24. This SAR was previously reported as a SAR relating to 18,939 shares of the Issuer's common stock at a base price of $6.69 and was adjusted as a result of the Dividend. In connection with the Dividend, all SARs held by the reporting person with respect to the Issuer's common stock were adjusted pursuant to the anti-dilution provisions of the incentive plan under which such award was granted, such that the number of shares subject to, and the base price of, such SAR were adjusted. These adjustments were approved by the compensation committee of the Issuer's board of directors pursuant to Rule 16b-3.
25. This SAR was previously reported as a SAR relating to 37,879 shares of the Issuer's common stock at a base price of $6.66 and was adjusted as a result of the Dividend. In connection with the Dividend, all SARs held by the reporting person with respect to the Issuer's common stock were adjusted pursuant to the anti-dilution provisions of the incentive plan under which such award was granted, such that the number of shares subject to, and the base price of, such SAR were adjusted. These adjustments were approved by the compensation committee of the Issuer's board of directors pursuant to Rule 16b-3.
26. The Share Appreciation Rights vest in three equal annual installments on March 15 of 2027, 2028 and 2029.

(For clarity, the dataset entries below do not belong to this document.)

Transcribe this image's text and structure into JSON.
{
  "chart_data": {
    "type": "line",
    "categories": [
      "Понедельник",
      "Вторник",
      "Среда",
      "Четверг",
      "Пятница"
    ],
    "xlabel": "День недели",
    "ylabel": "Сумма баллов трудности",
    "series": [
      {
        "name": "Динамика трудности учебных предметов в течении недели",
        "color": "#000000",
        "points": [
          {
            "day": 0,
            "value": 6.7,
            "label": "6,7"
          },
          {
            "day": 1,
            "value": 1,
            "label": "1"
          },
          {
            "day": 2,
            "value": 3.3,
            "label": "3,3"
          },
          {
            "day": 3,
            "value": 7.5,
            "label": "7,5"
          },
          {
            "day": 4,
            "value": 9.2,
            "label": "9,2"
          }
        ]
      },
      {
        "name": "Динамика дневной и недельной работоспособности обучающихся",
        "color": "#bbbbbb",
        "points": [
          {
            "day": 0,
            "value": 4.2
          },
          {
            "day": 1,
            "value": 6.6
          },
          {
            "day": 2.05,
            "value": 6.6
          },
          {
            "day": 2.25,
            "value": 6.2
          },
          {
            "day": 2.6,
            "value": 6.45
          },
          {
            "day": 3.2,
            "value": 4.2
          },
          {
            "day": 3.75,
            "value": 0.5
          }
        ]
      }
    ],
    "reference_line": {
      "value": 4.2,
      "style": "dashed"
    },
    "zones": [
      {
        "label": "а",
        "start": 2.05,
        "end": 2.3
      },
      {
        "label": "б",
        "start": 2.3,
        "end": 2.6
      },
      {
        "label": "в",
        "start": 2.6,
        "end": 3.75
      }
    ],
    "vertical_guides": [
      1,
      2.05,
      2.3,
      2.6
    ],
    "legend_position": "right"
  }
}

27. This SAR was previously reported as a SAR relating to 16,768 shares of the Issuer's common stock at a base price of $7.58 and was adjusted as a result of the Dividend. In connection with the Dividend, all SARs held by the reporting person with respect to the Issuer's common stock were adjusted pursuant to the anti-dilution provisions of the incentive plan under which such award was granted, such that the number of shares subject to, and the base price of, such SAR were adjusted. These adjustments were approved by the compensation committee of the Issuer's board of directors pursuant to Rule 16b-3.
28. This SAR was previously reported as a SAR relating to 33,536 shares of the Issuer's common stock at a base price of $7.77 and was adjusted as a result of the Dividend. In connection with the Dividend, all SARs held by the reporting person with respect to the Issuer's common stock were adjusted pursuant to the anti-dilution provisions of the incentive plan under which such award was granted, such that the number of shares subject to, and the base price of, such SAR were adjusted. These adjustments were approved by the compensation committee of the Issuer's board of directors pursuant to Rule 16b-3.
Remarks:
The trading symbols for the Issuer's classes of common shares are LILA, LILAB, and LILAK, and the trading symbol for the Issuer's Series A Preference Shares is LILAP.